When Virtual is Harder than Real: Security Challenges in Virtual Machine Based Computing Environments (HotOS'05) and Hey, You, Get Off of My Cloud: Exploring Information Leakage in Third-Party Compute Clouds (CCS'09)

Summary

The first paper introduced the security challenges when VM were widely used in computing environments. Given the fast growth and flexibility natures of VM, traditional security mechanism would not work as before. This paper explained and analyzed these concepts and reasons in detail, and then came up an idea to add security mechanisms at VMM level. Analysis of advantages was given then to support the idea.

The second paper mainly introduced the corss-VM side-channel attacks. In this paper, the author firstly introduced threat models and the platform they used to perform their experimental attacks. By describing the underlying mechanism of the cloud provider, they figured out some ways to determine co-residence. Then some attack strategies were given, and their performance was compared. Also some potential data leakage was shown after attackers had succeeded. Finally, a suggestion of defending the co-location attack was given.

Q1: Can you think of some drawback of enforcing security mechanisms at the hypervisor level (compared to at the guest OS or above)?

A: I believe there could exist some performance overhead by implementing this mechanism, because VMM would definitely do more work than its original design, and in a way trying to understand what the guest OS' purposes, which is not that straightforward compared to what could have been done in the guest OS. Then the ability of understanding guest OS could also be a burden.

Q2: When a zone and/or an instance type are used more frequently (i.e., having higher loads from more tenants), do you think the co-location attack would be come easier or harder?
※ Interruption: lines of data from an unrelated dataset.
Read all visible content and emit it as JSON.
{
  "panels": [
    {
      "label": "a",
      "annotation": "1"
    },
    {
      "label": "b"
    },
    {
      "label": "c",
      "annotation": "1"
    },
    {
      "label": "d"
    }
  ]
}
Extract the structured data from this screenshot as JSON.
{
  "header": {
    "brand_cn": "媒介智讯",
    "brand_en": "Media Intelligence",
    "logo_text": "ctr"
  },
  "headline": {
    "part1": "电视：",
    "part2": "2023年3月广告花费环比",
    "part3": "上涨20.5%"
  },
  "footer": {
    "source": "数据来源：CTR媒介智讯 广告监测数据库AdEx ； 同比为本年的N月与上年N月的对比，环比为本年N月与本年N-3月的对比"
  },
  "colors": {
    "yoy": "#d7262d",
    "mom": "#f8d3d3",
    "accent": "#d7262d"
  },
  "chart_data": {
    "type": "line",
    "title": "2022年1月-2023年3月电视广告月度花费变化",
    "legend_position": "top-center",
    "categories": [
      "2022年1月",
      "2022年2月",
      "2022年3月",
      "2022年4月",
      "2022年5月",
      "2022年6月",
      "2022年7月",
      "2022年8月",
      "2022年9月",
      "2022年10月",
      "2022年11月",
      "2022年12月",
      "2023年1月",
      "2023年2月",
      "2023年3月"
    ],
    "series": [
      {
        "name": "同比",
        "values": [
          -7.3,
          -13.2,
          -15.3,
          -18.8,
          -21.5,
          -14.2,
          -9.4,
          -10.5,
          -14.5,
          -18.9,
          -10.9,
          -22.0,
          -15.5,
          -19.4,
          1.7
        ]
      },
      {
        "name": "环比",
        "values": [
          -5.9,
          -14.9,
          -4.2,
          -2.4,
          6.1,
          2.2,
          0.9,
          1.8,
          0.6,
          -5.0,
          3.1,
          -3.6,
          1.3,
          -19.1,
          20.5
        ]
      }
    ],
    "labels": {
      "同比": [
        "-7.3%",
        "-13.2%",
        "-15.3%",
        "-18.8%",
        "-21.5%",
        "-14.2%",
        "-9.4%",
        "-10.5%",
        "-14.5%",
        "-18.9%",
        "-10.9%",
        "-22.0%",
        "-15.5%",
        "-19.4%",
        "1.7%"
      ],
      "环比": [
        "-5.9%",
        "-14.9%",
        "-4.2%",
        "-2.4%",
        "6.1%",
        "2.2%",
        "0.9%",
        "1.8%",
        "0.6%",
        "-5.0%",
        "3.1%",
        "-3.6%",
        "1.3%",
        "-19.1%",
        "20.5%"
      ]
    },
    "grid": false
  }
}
Why?

A: I think it would be harder, because with higher usage of certain zones or types, the ability of attackers would be diluted. For example, it would be harder for attackers to locate their targets with the same number of VMs used for attack, or it would cost them more to achieve their original success rate.

Q3: Do you think a similar co-location attack exist with serverless computing (i.e., one function attacking another function on the same physical machine)? Does serverless computing make such attacks harder or easier and why?

A: Yes. A function is located in a container or a VM(MicroVM), and functions from different tenants could also run on the same metal machine. But it would be harder to achieve the co-location attack, because the existence time of functions would be much shorter compared to VMs, and then the footprints could be collected and destroyed shortly after startup. This would be much harder for attackers to notice a function has started and start their co-location attack before everything is collected.